Monday, 3 January 2011


The TV legion of literary cops has now a new member and he's Italian... sort of. From the producer of the British version of Wallander, and of DCI Banks, comes Zen. Adapted from the Aurelio Zen series of books by Michael Dibdin, this new crime drama premiered yesterday night on BBC One.

Aurelio Zen, played by English actor Rufus Sewell, is an upright maverick detective working at the Questura di Roma of the Italian State Police. He's the epitome of cool: his name is cool ("It's Venetian"), he wears cool sunglasses and a cool suit, he drinks an espresso before going to his job and he pays it. Like John Luther, another maverick Beeb cop, his TV show has a (truly) visually super cool intro - with a beautiful theme composed by Adrian Johnston. Zen's love interest is played by Casino Royale's Caterina Murino - which is cool if you liked the movie.
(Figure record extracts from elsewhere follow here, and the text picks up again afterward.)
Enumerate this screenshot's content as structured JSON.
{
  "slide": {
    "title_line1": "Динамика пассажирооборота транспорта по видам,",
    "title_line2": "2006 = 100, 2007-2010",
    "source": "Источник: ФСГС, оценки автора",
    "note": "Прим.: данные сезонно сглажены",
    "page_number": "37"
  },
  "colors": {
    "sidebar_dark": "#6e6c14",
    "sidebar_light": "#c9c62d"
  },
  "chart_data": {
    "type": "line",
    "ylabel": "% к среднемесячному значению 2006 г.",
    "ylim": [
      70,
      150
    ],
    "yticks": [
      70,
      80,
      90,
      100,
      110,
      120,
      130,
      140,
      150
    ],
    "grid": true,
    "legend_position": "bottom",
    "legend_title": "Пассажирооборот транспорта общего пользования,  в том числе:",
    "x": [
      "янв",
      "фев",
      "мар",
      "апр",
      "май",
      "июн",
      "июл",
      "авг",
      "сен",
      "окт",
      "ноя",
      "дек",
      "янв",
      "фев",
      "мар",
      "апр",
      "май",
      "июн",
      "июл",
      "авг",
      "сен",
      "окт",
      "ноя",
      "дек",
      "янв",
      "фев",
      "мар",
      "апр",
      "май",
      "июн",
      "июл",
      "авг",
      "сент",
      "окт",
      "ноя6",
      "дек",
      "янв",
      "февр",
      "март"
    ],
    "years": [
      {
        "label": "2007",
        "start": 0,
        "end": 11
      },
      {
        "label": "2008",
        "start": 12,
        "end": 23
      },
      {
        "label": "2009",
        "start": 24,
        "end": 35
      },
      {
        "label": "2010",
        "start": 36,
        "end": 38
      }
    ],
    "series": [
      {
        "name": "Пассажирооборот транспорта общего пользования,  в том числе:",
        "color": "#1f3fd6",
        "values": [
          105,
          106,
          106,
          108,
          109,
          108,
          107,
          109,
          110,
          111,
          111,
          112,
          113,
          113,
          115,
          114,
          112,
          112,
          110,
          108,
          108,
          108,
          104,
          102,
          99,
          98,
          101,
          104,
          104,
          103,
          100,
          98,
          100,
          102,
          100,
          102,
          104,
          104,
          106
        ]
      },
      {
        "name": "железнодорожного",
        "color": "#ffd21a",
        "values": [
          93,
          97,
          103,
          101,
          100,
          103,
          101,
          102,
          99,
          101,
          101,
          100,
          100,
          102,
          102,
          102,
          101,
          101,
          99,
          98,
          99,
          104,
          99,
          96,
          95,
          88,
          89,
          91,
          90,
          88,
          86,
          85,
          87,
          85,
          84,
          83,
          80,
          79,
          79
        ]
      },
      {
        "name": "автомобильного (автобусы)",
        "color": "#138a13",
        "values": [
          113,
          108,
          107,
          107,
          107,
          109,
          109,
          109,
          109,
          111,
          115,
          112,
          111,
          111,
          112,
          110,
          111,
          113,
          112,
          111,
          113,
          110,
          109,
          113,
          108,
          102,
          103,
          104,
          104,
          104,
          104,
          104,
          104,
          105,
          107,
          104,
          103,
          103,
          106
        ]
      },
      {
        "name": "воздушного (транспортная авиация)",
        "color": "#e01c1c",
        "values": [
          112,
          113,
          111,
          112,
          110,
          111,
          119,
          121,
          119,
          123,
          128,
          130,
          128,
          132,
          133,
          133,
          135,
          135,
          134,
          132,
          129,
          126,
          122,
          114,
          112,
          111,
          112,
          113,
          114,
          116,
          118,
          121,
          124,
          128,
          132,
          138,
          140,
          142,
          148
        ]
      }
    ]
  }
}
And like Luther he's a walking cliché but, unlike him, he's cool.

The three-part feature length drama is produced by Left Bank Pictures (Wallander) for the BBC (BBC Scotland) and co-produced by the Italians of RTI (Mediaset), the Americans of Masterpiece, German pubcaster ZDF and Ingenious Broadcasting, in association with LipSync Productions. The cast of the first episode is top-notch, starting with Sewell of course: Peter Guiness, Ed Stoppard, the legendary Anthony Higgins, etc. Even the great Catherine Spaak as Zen's Mamma.

Except for the Italian location Zen brings nothing to the genre. Of course both artistic license and suspension of disbelief are meant to allow the viewer to accept the fact that most of the Italian characters talk with diverse Brit accents. If "atmospheric" sleuths are not new on British telly (remember Maigret or Van der Valk) when it comes to Italian TV crimes your humble servant prefers Inspector Montalbano or even a classic like La Piovra.

Anyway people around the world like detective and crime dramas and the British television fiction industry tends to rival with its French counterpart these days for the title of biggest European TV police station. Maybe someday we'll have Damian Lewis as Aurélien Nez, a Parisian detective. Or a Moscow cop, French private network TF1 tried that in the nineties.